I wasn’t always the best at that. But I was willing to try.
Could the conversation I had overheard that night be related to this, since the OD that the woman from the morgue had told Steff about was a no-go?
Could
Harold Sr.’s voice have been one of the two I had heard? He was at the hospital that night. Maybe that’s what the spirit message was about. Could it possibly be that he had been planning Nunzio’s death all along? And if so, why?
Oh, but wait. Again, it didn’t fit. Not at all. Because like I’d told Steff, the voices I’d overheard had been talking about a woman. “She” wouldn’t know what hit her.
And that’s when a chill shivered through me. What if this Nunzio guy had been the other unseen someone? What if
Frannie
had been the intended victim all along? But if that was true, what was the connection? There would have to be a connection.
Why on earth would Harold Sr. want to kill Frannie?
I shook my head. Now I really was jumping to conclusions. First and foremost being the idea that the conversation I’d overheard belonged to the situation unfolding before us. But if not, that meant there was still another unidentifiable, unsuspecting female out there in the greater Stony Mill area, and somehow that possibility was even worse.
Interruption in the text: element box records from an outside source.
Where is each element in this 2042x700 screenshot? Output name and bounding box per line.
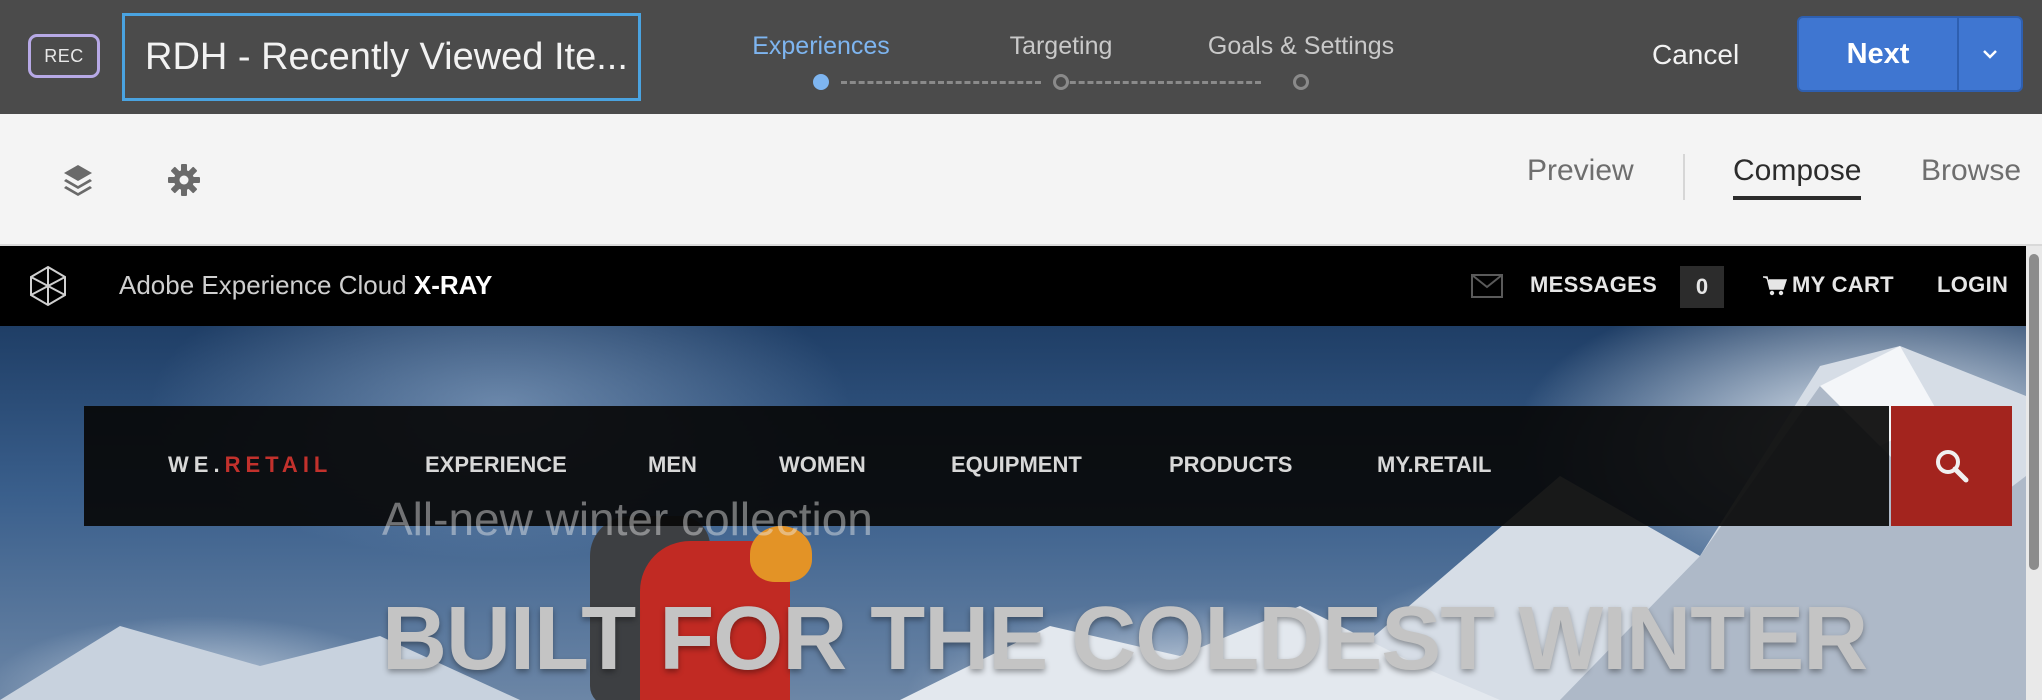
nav-men[interactable]: MEN — [648, 452, 697, 478]
site-preview-frame: Adobe Experience Cloud X-RAY MESSAGES 0 … — [0, 246, 2026, 700]
envelope-icon[interactable] — [1471, 274, 1503, 303]
site-header: Adobe Experience Cloud X-RAY MESSAGES 0 … — [0, 246, 2026, 326]
hero-title: BUILT FOR THE COLDEST WINTER — [382, 589, 1868, 689]
messages-count-badge: 0 — [1680, 266, 1724, 308]
my-cart-link[interactable]: MY CART — [1792, 272, 1894, 298]
next-button-group: Next — [1797, 16, 2023, 92]
step-experiences-dot — [813, 74, 829, 90]
messages-link[interactable]: MESSAGES — [1530, 272, 1657, 298]
nav-experience[interactable]: EXPERIENCE — [425, 452, 567, 478]
step-connector — [841, 81, 1041, 84]
workflow-steps: Experiences Targeting Goals & Settings — [740, 28, 1394, 98]
site-brand: Adobe Experience Cloud X-RAY — [119, 270, 492, 301]
cancel-button[interactable]: Cancel — [1652, 30, 1739, 80]
next-options-button[interactable] — [1957, 18, 2021, 90]
nav-equipment[interactable]: EQUIPMENT — [951, 452, 1082, 478]
mode-compose-tab[interactable]: Compose — [1733, 154, 1862, 200]
hero-subtitle: All-new winter collection — [382, 493, 873, 545]
site-navigation: WE.RETAIL EXPERIENCE MEN WOMEN EQUIPMENT… — [84, 406, 1889, 526]
step-goals-settings-dot — [1293, 74, 1309, 90]
mode-browse-tab[interactable]: Browse — [1921, 154, 2021, 188]
activity-topbar: REC RDH - Recently Viewed Ite... Experie… — [0, 0, 2042, 114]
mode-preview-tab[interactable]: Preview — [1527, 154, 1634, 188]
preview-scrollbar[interactable] — [2026, 246, 2042, 700]
gear-icon[interactable] — [164, 160, 204, 200]
step-targeting-dot — [1053, 74, 1069, 90]
nav-my-retail[interactable]: MY.RETAIL — [1377, 452, 1491, 478]
mode-divider — [1683, 154, 1685, 200]
editor-toolbar: Preview Compose Browse — [0, 114, 2042, 246]
step-connector — [1061, 81, 1261, 84]
brand-xray: X-RAY — [413, 270, 493, 300]
xray-logo-icon[interactable] — [26, 264, 70, 308]
activity-type-badge: REC — [28, 34, 100, 78]
logo-prefix: WE. — [168, 452, 225, 477]
we-retail-logo[interactable]: WE.RETAIL — [168, 452, 332, 478]
active-tab-underline — [1733, 196, 1862, 200]
cart-icon[interactable] — [1763, 275, 1788, 302]
scrollbar-thumb[interactable] — [2029, 254, 2039, 570]
login-link[interactable]: LOGIN — [1937, 272, 2008, 298]
chevron-down-icon — [1983, 50, 1997, 59]
next-button[interactable]: Next — [1799, 18, 1957, 90]
step-goals-settings[interactable]: Goals & Settings — [1208, 32, 1394, 61]
layers-icon[interactable] — [58, 160, 98, 200]
mode-compose-label: Compose — [1733, 154, 1862, 187]
activity-name-field[interactable]: RDH - Recently Viewed Ite... — [122, 13, 641, 101]
site-search-button[interactable] — [1891, 406, 2012, 526]
search-icon — [1935, 450, 1968, 483]
step-experiences[interactable]: Experiences — [752, 32, 890, 61]
brand-prefix: Adobe Experience Cloud — [119, 270, 414, 300]
nav-women[interactable]: WOMEN — [779, 452, 866, 478]
hero-banner: WE.RETAIL EXPERIENCE MEN WOMEN EQUIPMENT… — [0, 326, 2026, 700]
logo-suffix: RETAIL — [224, 452, 333, 477]
nav-products[interactable]: PRODUCTS — [1169, 452, 1292, 478]
step-targeting[interactable]: Targeting — [1010, 32, 1113, 61]
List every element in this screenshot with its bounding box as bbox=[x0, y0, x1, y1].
She won’t know what hit her ...
I shuddered, remembering.
Maybe it really had been an accident. A girl could only hope.
Anthony Nunzio . . .
The name whispered through my head tantalizingly, full of promise. There was something about it. Just a regular, everyday kind of guy, Tom had said. Works—ahem,
worked
—for the hospital. Maybe that was it. Maybe that’s why it was familiar.
Stupid painkillers. My mind was mush.
Frannie came out of the house and stood there with the baby in her arms, standing separate from Harry Jr. and his mother. Harry barely registered her emergence, so focused was he on the image of his father raising a meaty, work-worn hand to him against the glass of the rear window in farewell. There was something so disturbingly poignant in that single gesture. My heart wrenched painfully.
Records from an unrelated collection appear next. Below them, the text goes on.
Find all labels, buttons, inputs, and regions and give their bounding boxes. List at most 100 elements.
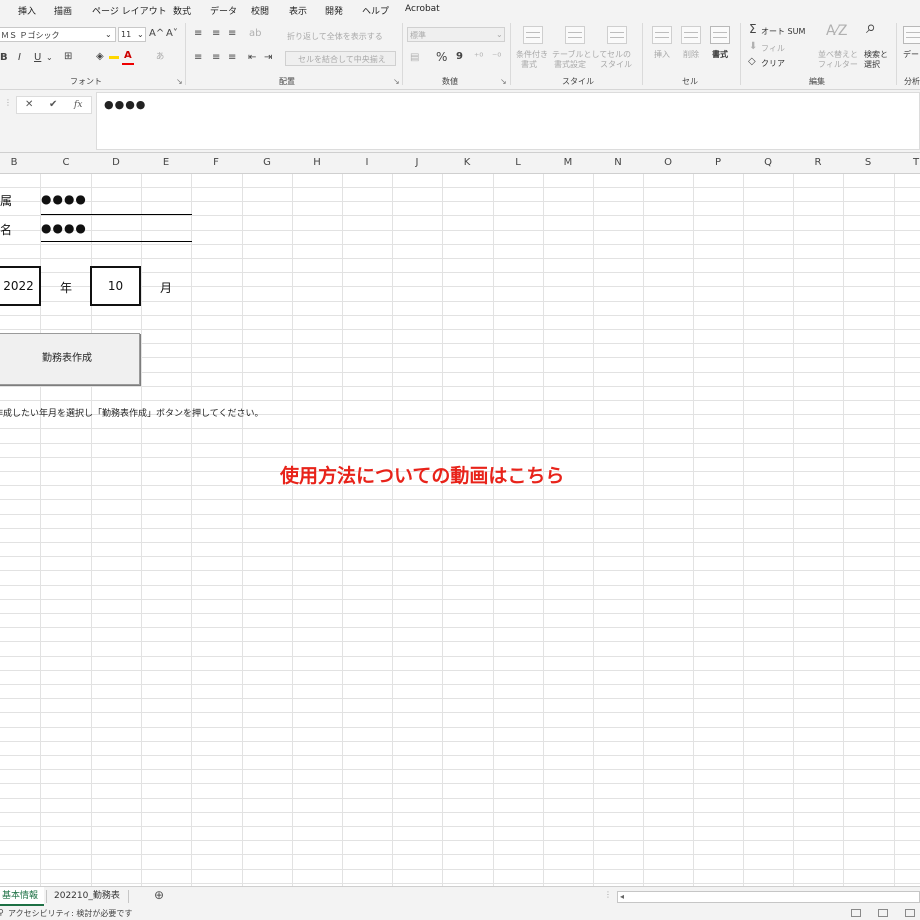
column-header-g[interactable]: G: [257, 157, 277, 168]
menu-insert[interactable]: 挿入: [18, 4, 36, 17]
table-format-icon[interactable]: [565, 26, 585, 44]
column-header-d[interactable]: D: [106, 157, 126, 168]
clear-button[interactable]: クリア: [761, 58, 785, 69]
normal-view-icon[interactable]: [851, 909, 861, 917]
font-name-select[interactable]: ＭＳ Ｐゴシック ⌄: [0, 27, 116, 42]
orientation-icon[interactable]: ab: [249, 29, 261, 39]
format-cells-icon[interactable]: [710, 26, 730, 44]
decrease-indent-icon[interactable]: ⇤: [248, 53, 256, 63]
column-header-b[interactable]: B: [4, 157, 24, 168]
bold-button[interactable]: B: [0, 53, 8, 63]
comma-button[interactable]: 9: [456, 52, 463, 62]
fill-icon[interactable]: ⬇: [749, 42, 757, 52]
column-header-k[interactable]: K: [457, 157, 477, 168]
year-input[interactable]: 2022: [0, 266, 41, 306]
menu-page-layout[interactable]: ページ レイアウト: [92, 4, 167, 17]
number-format-select[interactable]: 標準 ⌄: [407, 27, 505, 42]
column-header-r[interactable]: R: [808, 157, 828, 168]
column-header-o[interactable]: O: [658, 157, 678, 168]
column-header-n[interactable]: N: [608, 157, 628, 168]
resize-handle-icon[interactable]: ⋮: [4, 98, 12, 107]
horizontal-scrollbar[interactable]: ◂: [617, 891, 920, 903]
align-center-icon[interactable]: ≡: [212, 53, 220, 63]
column-header-f[interactable]: F: [206, 157, 226, 168]
column-header-e[interactable]: E: [156, 157, 176, 168]
month-input[interactable]: 10: [90, 266, 141, 306]
phonetic-icon[interactable]: ぁ: [155, 52, 165, 62]
autosum-button[interactable]: オート SUM: [761, 26, 805, 37]
underline-button[interactable]: U: [34, 53, 41, 63]
formula-input[interactable]: ●●●●: [96, 92, 920, 150]
font-size-select[interactable]: 11 ⌄: [118, 27, 146, 42]
cancel-icon[interactable]: ✕: [25, 99, 33, 110]
sort-filter-icon[interactable]: A⁄Z: [826, 24, 848, 38]
dialog-launcher-icon[interactable]: ↘: [176, 77, 183, 86]
delete-cells-icon[interactable]: [681, 26, 701, 44]
column-header-j[interactable]: J: [407, 157, 427, 168]
dialog-launcher-icon[interactable]: ↘: [500, 77, 507, 86]
column-header-q[interactable]: Q: [758, 157, 778, 168]
video-link[interactable]: 使用方法についての動画はこちら: [280, 461, 564, 488]
align-top-icon[interactable]: ≡: [194, 29, 202, 39]
menu-data[interactable]: データ: [210, 4, 237, 17]
enter-icon[interactable]: ✔: [49, 99, 57, 110]
column-header-h[interactable]: H: [307, 157, 327, 168]
percent-button[interactable]: %: [436, 51, 447, 63]
column-header-m[interactable]: M: [558, 157, 578, 168]
decrease-decimal-icon[interactable]: ⁻⁰: [492, 53, 501, 63]
column-header-i[interactable]: I: [357, 157, 377, 168]
grid-row-line: [0, 386, 920, 387]
menu-acrobat[interactable]: Acrobat: [405, 4, 440, 14]
border-icon[interactable]: ⊞: [64, 52, 72, 62]
column-header-s[interactable]: S: [858, 157, 878, 168]
shrink-font-icon[interactable]: A˅: [166, 29, 178, 39]
chevron-down-icon[interactable]: ⌄: [46, 53, 53, 63]
scroll-left-icon[interactable]: ◂: [620, 892, 624, 901]
increase-indent-icon[interactable]: ⇥: [264, 53, 272, 63]
resize-handle-icon[interactable]: ⋮: [604, 890, 612, 899]
create-timesheet-button[interactable]: 勤務表作成: [0, 333, 140, 385]
increase-decimal-icon[interactable]: ⁺⁰: [474, 53, 483, 63]
page-layout-view-icon[interactable]: [878, 909, 888, 917]
column-header-l[interactable]: L: [508, 157, 528, 168]
wrap-text-button[interactable]: 折り返して全体を表示する: [287, 31, 383, 42]
dialog-launcher-icon[interactable]: ↘: [393, 77, 400, 86]
align-right-icon[interactable]: ≡: [228, 53, 236, 63]
column-header-c[interactable]: C: [56, 157, 76, 168]
column-header-p[interactable]: P: [708, 157, 728, 168]
function-icon[interactable]: fx: [74, 100, 82, 110]
align-left-icon[interactable]: ≡: [194, 53, 202, 63]
insert-cells-icon[interactable]: [652, 26, 672, 44]
page-break-view-icon[interactable]: [905, 909, 915, 917]
accessibility-status[interactable]: アクセシビリティ: 検討が必要です: [8, 908, 132, 919]
column-header-t[interactable]: T: [906, 157, 920, 168]
align-bottom-icon[interactable]: ≡: [228, 29, 236, 39]
fill-button[interactable]: フィル: [761, 43, 785, 54]
merge-center-button[interactable]: セルを結合して中央揃え: [285, 51, 396, 66]
tab-timesheet-202210[interactable]: 202210_勤務表: [48, 887, 126, 906]
conditional-format-icon[interactable]: [523, 26, 543, 44]
worksheet-grid[interactable]: B C D E F G H I J K L M N O P Q R S T 所属…: [0, 152, 920, 886]
name-value[interactable]: ●●●●: [41, 221, 87, 235]
italic-button[interactable]: I: [18, 53, 21, 63]
menu-formulas[interactable]: 数式: [173, 4, 191, 17]
font-color-icon[interactable]: A: [124, 51, 132, 61]
menu-view[interactable]: 表示: [289, 4, 307, 17]
accessibility-icon[interactable]: ⚲: [0, 908, 4, 917]
menu-draw[interactable]: 描画: [54, 4, 72, 17]
grow-font-icon[interactable]: A^: [149, 29, 164, 39]
tab-basic-info[interactable]: 基本情報: [0, 887, 44, 906]
menu-developer[interactable]: 開発: [325, 4, 343, 17]
eraser-icon[interactable]: ◇: [748, 57, 756, 67]
autosum-icon[interactable]: Σ: [749, 23, 757, 35]
affiliation-value[interactable]: ●●●●: [41, 192, 87, 206]
fill-color-icon[interactable]: ◈: [96, 52, 104, 62]
currency-icon[interactable]: ▤: [410, 53, 419, 63]
add-sheet-icon[interactable]: ⊕: [148, 887, 170, 906]
search-icon[interactable]: ⌕: [866, 19, 876, 37]
menu-review[interactable]: 校閲: [251, 4, 269, 17]
align-middle-icon[interactable]: ≡: [212, 29, 220, 39]
menu-help[interactable]: ヘルプ: [362, 4, 389, 17]
cell-style-icon[interactable]: [607, 26, 627, 44]
analyze-data-icon[interactable]: [903, 26, 920, 44]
Frannie’s dark hair, so neatly brushed and contained when she’d left the hospital yesterday evening, was now draped in tangles around her shoulders, and her pale skin was marred by purple smudges beneath her eyes. That was understandable, considering all that she’d just been through. With her eyes locked on the man—her father-in-law, for heaven’s sake—in the backseat of the cruiser as well, she lifted the baby to her chest and stood with her lips pressed to his downy soft head, her arms holding him tightly to her. Protecting him. For all her seeming indifference at the hospital, for all her vague disquietude, today she seemed almost uberfocused, very much the lioness guarding her cub.
That, too, was absolutely, wholly, and completely understandable.
In the doorway behind her hovered Julie Fielding. She reached forward and put a gentle hand on her cousin’s shoulder. “Maybe we should go back inside, Frannie, huh?” she suggested quietly.
But Frannie felt my gaze on her and raised her chin in my direction. I waved, then let my hand drop, feeling foolish. To my surprise, she wandered over in our direction.
“What are you doing here?” she asked, obviously bemused.
“Uh, hi, Frannie.” I took a deep breath, knowing how odd it must seem to find us there in the midst of all ... this. I held up the bassinet card. “We were just hoping to return this to you. I knew it would be important to you. We ... we honestly didn’t mean to show up in the middle of all this, though. It just worked out that way. I did call, but . . .” I let my voice trail off.